12.2 Overgangsrecht gebruik
  • a. het gebruik van grond en bouwwerken dat bestond op het tijdstip van inwerkingtreding van het bestemmingsplan en hiermee in strijd is, mag worden voortgezet;
  • b. het is verboden het met het bestemmingsplan strijdige gebruik, bedoeld onder a, te veranderen of te laten veranderen in een ander met dat plan strijdig gebruik, tenzij door deze verandering de afwijking naar aard en omvang wordt verkleind;
  • c. indien het gebruik, bedoeld onder a, na de inwerkingtreding van het plan voor een periode langer dan een jaar wordt onderbroken, is het verboden dit gebruik daarna te hervatten of te laten hervatten;
  • d. het bepaalde onder a. is niet van toepassing op het gebruik dat reeds in strijd was met het voorheen geldende bestemmingsplan, daaronder begrepen de overgangsbepalingen van dat plan.

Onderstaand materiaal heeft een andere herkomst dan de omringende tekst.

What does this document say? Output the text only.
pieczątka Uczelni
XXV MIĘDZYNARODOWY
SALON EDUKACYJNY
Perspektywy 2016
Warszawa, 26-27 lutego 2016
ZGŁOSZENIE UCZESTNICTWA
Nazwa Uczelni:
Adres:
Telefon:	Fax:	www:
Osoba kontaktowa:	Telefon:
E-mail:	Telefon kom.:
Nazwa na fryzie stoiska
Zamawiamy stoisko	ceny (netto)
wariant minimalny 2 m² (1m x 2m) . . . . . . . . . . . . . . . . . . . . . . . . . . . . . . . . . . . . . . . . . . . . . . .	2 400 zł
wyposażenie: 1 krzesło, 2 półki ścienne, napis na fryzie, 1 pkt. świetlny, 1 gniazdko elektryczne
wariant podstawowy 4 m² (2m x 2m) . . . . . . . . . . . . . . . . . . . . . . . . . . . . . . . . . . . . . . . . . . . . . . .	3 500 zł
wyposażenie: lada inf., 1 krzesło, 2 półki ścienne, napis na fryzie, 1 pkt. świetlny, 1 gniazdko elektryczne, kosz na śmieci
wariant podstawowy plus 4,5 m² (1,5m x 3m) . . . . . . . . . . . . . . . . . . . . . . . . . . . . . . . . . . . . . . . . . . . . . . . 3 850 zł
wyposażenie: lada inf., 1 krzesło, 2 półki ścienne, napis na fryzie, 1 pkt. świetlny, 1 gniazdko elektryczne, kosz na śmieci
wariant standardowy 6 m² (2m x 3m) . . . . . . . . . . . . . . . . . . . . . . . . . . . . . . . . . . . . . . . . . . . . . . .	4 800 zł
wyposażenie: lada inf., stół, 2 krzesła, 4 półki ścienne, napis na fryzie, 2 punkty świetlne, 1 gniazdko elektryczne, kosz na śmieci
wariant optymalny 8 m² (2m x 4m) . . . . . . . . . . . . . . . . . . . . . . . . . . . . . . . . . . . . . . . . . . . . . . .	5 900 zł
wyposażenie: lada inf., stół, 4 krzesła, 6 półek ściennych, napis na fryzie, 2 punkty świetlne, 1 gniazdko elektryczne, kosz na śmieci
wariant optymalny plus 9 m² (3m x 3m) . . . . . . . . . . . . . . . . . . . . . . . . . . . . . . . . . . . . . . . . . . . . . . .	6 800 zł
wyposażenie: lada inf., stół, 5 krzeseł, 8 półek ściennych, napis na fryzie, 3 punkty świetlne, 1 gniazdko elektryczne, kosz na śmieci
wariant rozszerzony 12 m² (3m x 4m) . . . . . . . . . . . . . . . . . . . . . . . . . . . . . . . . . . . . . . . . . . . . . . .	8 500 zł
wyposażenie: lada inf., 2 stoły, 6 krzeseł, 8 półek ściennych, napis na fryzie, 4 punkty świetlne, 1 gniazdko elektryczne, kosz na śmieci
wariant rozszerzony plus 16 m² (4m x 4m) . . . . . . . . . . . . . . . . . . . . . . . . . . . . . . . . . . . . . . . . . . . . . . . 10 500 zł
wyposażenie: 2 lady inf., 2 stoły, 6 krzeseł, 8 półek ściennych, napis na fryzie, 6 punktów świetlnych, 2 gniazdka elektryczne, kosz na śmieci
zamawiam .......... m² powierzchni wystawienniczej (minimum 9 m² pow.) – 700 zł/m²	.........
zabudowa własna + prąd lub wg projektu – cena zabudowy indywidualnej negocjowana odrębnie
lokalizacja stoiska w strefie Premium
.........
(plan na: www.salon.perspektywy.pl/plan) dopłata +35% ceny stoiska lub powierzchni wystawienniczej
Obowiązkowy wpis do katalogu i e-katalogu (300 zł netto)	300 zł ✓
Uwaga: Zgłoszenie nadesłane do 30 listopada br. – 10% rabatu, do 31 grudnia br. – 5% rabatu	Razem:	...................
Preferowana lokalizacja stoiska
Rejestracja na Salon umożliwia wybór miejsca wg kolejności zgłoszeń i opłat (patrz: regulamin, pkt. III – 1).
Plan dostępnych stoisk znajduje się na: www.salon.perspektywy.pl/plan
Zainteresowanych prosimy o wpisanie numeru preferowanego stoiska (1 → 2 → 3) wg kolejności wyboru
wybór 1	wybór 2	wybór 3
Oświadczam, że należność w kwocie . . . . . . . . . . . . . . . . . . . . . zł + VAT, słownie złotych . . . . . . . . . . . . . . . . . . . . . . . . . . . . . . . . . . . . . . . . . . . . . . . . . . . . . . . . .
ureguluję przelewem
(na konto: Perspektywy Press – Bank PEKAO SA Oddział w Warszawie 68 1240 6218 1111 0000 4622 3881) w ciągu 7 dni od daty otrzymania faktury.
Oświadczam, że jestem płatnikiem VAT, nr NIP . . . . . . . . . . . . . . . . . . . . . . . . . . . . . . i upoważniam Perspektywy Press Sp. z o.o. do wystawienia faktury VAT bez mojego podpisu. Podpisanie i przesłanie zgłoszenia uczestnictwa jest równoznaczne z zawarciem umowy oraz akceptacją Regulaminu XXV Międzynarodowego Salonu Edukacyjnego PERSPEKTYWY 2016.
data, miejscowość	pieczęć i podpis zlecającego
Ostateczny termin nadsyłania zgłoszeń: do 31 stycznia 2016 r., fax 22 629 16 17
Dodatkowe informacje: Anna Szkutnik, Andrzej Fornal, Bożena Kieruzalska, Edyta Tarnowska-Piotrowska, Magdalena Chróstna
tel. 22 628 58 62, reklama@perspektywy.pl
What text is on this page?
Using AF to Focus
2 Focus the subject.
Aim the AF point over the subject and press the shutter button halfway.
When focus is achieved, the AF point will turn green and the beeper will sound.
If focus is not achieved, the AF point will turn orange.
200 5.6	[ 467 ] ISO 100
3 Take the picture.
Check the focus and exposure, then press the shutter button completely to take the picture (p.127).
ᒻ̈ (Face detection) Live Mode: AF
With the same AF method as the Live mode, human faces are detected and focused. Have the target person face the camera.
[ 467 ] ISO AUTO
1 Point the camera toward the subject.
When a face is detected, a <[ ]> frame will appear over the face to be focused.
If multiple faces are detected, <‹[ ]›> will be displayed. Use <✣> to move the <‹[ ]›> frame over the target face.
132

12.3 Regels toepassing overgangsrecht bouwwerken bij verwijderen asbest
  • a. bij het gedeeltelijk vernieuwen of veranderen van bouwwerken die vallen onder het overgangsrecht zoals genoemd in lid 12.1 onder a, mag maximaal 50% van het gezamenlijke oppervlak van gevels en dak van het bestaande bouwwerk worden vernieuwd.

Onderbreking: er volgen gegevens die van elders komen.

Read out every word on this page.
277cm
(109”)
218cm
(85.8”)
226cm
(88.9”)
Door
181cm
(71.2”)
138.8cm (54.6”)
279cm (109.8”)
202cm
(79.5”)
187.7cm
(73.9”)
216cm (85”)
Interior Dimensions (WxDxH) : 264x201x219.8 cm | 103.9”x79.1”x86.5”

  • b. bij een omgevingsvergunning kan worden afgeweken van lid 12.3 onder a ten behoeve van het gedeeltelijk vernieuwen of veranderen van een bouwwerk indien sprake is van asbest in het bouwwerk, waarbij maximaal 100% van het bestaande bouwwerk mag worden vernieuwd, mits voldaan wordt aan de volgende voorwaarden:
    • 1. ten minste 35 m2 aan asbest wordt verwijderd;
    • 2. bouwwerken die vallen onder het overgangsrecht zoals genoemd in lid 12.1 onder a bestaan voor minimaal 50% uit asbesthoudende materialen;
    • 3. het hogere percentage van 100% geldt tot een oppervlak van 400 m2.

Artikel 13 Slotregel

Deze regels worden aangehaald als:

Regels van het bestemmingsplan Bestemmingsplan Buitengebied Nijkerk 2017, 6e herziening Prinsenweg 10a.